I don’t want to say much apart from the german/EU community of women is so awesome, I don’t want to name names for fear of missing people out or appearing to have favorites, but please go look up the organisers and also the people on #MageUC2018 hashtag, and follow them. These women have steel, they are not afraid, they are eager and I see a new generation that is set to do amazing things. I want to add I’m here to support you in any way I can, so always feel free to reach out to me. I am old, you are young, go discover the world, it is your oyster!

Men in Tech

I met many many men (as you would expect), and I want to say that I’m greatly impressed by their attitude, their kindness to me and to others. From CEOs to junior devs, they were all totally lovely, hierarchy went out of the window. An example I’ll call out is a young guy called Ulf, extremely engaging on a technical and conversational level, this is our future, go follow him on twitter!!

Magento Community

God its strong. Its not changed here at all, its even stronger. Rico is amazing, and there are enough people in Germany to keep them on the right path with Magento. There is no wobble here, there is progress and climbing a ladder of success, that is what I see.

Ben Marks being there was lovely, and although not required I think shows us that Magento does care. I know Ben cares very deeply about this community, there is an intelligence to him nowadays thats very deep (this is a compliment Ben), and he adds a lot to the conversation, plus also listens well. We couldn’t ask for a better community evangelist.
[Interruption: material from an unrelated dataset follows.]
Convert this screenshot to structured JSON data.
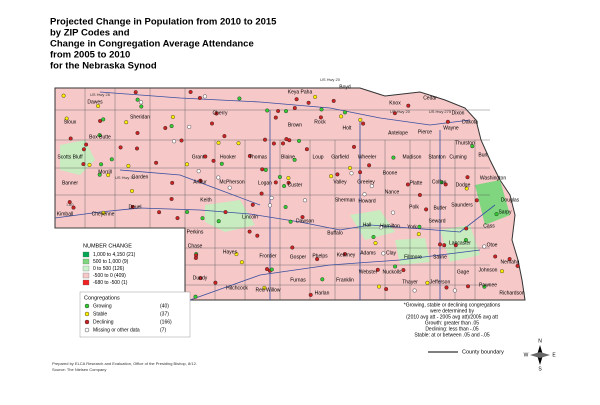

He is really the CEO of Magento in all but name, in our eyes he is our leader, our peer, our friend, our mentor, our bashing ball, our shoulder to cry on. Very unique individual.

What Next?

Ben Marks raised about videoing the event next time, I’d actually encourage that not to happen because i think it makes it more free without.

This is a 150 person event and it sold out, they keep it small on purpose and rightly so. I cannot wait until next year but I fear it may be harder to get a ticket.

I’d encourage Magento (or Adobe, whoever makes decisions now) to look to re-creating this unconf before Imagine next year in Vegas. Bring over this wonderful team at Firegento and get them to show the Americans how its done (or get them to run a ‘german’ hackathon which are equally amazing). Forget contribution day at Imagine, please do this and give the rest of world a chance to experience this little piece of unique magic that is the German community.

I’d also add Magento Association & Magento/Adobe & Meet Magento would do well to listen hard to Firegento people, they have nailed this and the whole ethos behind Firegento is IMO extremely sound. Lots for us all to learn here.

A BIG Thanks

I just want to finish by thanking Fabian, Tobsen, Rico, Sonja, Claudia, Carmen and all the other ‘crew’ for inviting me, allowing my company to sponsor, and for working so hard to put on an effort that was the best organised disorganised unconf ever.

Thank you for teaching me what Magento really is again.

You brightened up not only my week but my year. I only regret it’s taken me 5 years to return, that is a lesson learned, can I book my ticket & sponsorship for next year please?!